Charles Rosier

Charles Rosier, une carrière internationale baroque

Née le
Liège
Mort le (à 84 ans)
Cologne
Activité principale violoniste
compositeur
Style musique baroque

A la Renaissance, les compositeurs illustrent avec une maîtrise inégalée la technique musicale du contrepoint, c’est à dire la superposition de plusieurs lignes mélodiques. L’école Franco-flamande apporte innovations et modernités aux pratiques musicales moyenâgeuses. Josquin des Prés et plus tard Roland de Lassus, en sont de très célèbres représentants. Natif des mêmes contrées, on peut supposer que Charles Rosier a étudié leurs œuvres dans son enfance. Autre siècle, autre musique, une page de solfège s’est tournée et Charles Rosier, né au XVIIème siècle, évoluera dans la musique dite « baroque ».
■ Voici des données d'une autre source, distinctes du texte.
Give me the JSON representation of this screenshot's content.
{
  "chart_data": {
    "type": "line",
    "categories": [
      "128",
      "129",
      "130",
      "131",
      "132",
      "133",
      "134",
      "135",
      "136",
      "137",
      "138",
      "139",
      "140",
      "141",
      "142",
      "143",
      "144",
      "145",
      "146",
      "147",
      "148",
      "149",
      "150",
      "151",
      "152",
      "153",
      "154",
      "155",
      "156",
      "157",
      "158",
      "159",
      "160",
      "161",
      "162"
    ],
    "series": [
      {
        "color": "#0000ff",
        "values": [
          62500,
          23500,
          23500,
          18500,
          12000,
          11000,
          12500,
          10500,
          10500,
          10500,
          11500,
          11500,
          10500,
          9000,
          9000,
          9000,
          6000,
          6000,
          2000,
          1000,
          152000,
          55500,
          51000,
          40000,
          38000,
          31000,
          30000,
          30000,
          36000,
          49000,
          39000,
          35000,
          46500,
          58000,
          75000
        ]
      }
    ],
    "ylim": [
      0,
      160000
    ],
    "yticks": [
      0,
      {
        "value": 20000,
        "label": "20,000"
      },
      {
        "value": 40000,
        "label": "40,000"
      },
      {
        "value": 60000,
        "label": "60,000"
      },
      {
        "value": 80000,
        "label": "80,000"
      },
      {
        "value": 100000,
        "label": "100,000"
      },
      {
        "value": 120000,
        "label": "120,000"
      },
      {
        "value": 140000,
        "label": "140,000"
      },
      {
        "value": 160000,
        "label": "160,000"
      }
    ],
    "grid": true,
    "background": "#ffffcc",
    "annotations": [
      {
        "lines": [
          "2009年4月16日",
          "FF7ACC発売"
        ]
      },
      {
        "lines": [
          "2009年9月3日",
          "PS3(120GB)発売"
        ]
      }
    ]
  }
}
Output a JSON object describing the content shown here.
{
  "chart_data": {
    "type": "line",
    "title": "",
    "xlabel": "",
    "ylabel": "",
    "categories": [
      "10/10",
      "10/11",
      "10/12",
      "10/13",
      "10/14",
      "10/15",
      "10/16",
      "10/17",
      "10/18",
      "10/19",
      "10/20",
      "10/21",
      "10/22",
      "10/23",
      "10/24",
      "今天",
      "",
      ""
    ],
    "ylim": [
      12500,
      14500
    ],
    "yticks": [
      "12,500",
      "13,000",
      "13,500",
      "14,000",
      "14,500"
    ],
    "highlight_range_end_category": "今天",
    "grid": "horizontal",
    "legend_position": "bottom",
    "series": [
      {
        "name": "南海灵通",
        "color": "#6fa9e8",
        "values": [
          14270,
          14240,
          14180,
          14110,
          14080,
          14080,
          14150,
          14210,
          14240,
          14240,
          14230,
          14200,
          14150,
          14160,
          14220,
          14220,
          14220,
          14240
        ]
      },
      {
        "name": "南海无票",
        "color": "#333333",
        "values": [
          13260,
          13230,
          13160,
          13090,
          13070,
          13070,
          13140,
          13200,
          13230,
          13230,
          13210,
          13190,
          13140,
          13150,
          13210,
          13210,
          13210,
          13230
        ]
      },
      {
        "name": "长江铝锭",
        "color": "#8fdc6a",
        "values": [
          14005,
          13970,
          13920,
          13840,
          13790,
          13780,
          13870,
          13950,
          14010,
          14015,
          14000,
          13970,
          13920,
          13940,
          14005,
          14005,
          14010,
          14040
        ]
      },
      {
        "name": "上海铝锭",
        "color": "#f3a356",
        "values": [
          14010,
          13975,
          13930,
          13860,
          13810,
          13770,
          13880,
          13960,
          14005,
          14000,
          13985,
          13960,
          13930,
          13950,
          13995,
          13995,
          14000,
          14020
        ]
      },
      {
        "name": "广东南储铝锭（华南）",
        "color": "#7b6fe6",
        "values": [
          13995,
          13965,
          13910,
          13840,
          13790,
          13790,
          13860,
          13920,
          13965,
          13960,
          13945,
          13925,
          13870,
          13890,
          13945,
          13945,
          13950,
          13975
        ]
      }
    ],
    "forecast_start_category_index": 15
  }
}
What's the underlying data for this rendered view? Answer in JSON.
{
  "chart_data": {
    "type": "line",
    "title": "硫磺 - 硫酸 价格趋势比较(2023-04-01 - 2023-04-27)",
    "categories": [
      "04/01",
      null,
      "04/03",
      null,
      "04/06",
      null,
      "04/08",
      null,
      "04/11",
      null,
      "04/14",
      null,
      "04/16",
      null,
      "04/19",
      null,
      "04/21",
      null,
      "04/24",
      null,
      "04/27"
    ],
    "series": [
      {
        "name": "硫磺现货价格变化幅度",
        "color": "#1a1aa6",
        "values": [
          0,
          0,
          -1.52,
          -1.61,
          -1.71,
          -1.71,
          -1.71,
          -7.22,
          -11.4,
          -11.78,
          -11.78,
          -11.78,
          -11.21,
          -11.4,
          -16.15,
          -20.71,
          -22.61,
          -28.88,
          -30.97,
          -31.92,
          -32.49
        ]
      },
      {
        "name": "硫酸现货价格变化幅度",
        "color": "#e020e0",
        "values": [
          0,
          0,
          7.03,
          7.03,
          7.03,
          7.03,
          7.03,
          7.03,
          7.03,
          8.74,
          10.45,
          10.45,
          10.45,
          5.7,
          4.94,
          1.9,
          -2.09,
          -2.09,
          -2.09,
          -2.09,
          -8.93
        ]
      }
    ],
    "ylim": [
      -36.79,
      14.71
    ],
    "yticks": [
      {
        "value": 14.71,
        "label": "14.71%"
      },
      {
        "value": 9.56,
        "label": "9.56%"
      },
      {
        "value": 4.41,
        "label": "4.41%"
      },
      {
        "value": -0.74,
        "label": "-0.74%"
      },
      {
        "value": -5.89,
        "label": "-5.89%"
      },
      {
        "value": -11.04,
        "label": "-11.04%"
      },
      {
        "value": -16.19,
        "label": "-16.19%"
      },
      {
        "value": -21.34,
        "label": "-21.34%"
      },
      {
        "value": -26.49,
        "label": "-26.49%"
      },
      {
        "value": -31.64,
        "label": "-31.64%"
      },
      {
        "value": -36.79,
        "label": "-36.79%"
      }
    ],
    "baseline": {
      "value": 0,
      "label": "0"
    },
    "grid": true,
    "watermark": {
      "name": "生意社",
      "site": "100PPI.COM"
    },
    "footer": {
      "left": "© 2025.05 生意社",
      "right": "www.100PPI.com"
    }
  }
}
Les débuts liégeois de Charles Rosier

Charles Rosier est né le 26 décembre 1640 à Liège, principauté épiscopale indépendante. La vie culturelle y est intense et la musique instrumentale se développe rapidement sous de fortes influences italiennes et françaises. Les musiciens bénéficient d’excellentes formations dont profite certainement le jeune violoniste. Sa grande virtuosité lui vaut un engagement à l’orchestre de la cour. Il débute en 1664 à Bonn, autre résidence du prince.
Devenu ensuite vice-maître de chapelle, il semble qu’il reste à Cologne jusqu’en 1675. Commence alors une vie bien différente : il voyage beaucoup et parcourt les Pays-Bas, vivant en toute indépendance de ses immenses talents.

L’âge d’or à Amsterdam

Il s’installe en 1683 à Amsterdam. Riche cité, Amsterdam connaît son âge d’or : Accueillante et tolérante, la ville attire les artistes. Charles y fréquente d’autres musiciens de sa génération, tels Carolus Hacquart, Hendrik Anders, Nicholaas-Ferdinand Le Grand.
Les amsterdamois, en majorité protestants, n’ont pas un grand engouement pour la musique d’église, fort prisée en territoire catholique. On constate d’ailleurs que Charles Rosier compose de la musique sacrée au début de sa carrière et plutôt à la fin ; ce qui coïnciderait aux lieux de vie du compositeur ! Les concerts privés, la musique en famille correspondent mieux aux attentes des bourgeois d’Amsterdam. Avec ses deux filles (dont l’une est l’épouse de son ancien élève Willem de Fesch) et quelques amis musiciens, il fonde un collegium musicum. Ces assemblées musicales, alors très en vogue, réunissent des amateurs sous la direction de professionnels.

La maturité à Cologne

Il semble que la parenthèse hollandaise se ferme en 1699, le musicien retourne à Cologne où il est nommé successivement maître de chapelle de la cathédrale puis directeur de l’orchestre municipal. A 60 ans, le compositeur baroque exerce simultanément ces deux fonctions et devient un musicien vénérable aux grandes responsabilités.

Il s’éteint à Cologne le 12 décembre 1725.

L’œuvre de Charles Rosier est composée d’œuvres instrumentales :
1679 Antwerpsche Vrede-Vreught, pour trois violons et alto sans basse continue.
1686 Deux sonates, deux flûtes à bec alto, violon, basse continue.
1691 Pièces choisies à la manière italienne, pour deux flûtes ou violons et basse continue.
1697 Quatorze sonates pour hautbois ou trompette, deux violons, alto et basse continue.
1710 Französische Partien à 3.

et de musique religieuse :

1667 In fletu solatium, sive cantiones sacræ, à trois et quatre voix solistes, deux violons, basson, basse continue.
1668 Motetta, sive cantiones sacræ, à trois et quatre voix solistes, deux violons, basse continue.
1705-1713 Douze messes, dix-huit motets.

La musique baroque est une musique inventive et nouvelle : des instruments de musique apparaissent, des techniques s’imposent. Elle définit clairement les règles et les bases de l’harmonie classique.
Tout autant que ses illustres contemporains : J.B. Lulli, H. Purcell, M.A. Charpentier, J. Pachelbel… Charles Rosier est pleinement représentatif de cette époque. Comme eux, il a préparé magnifiquement, l’avènement des compositeurs prestigieux des siècles suivants.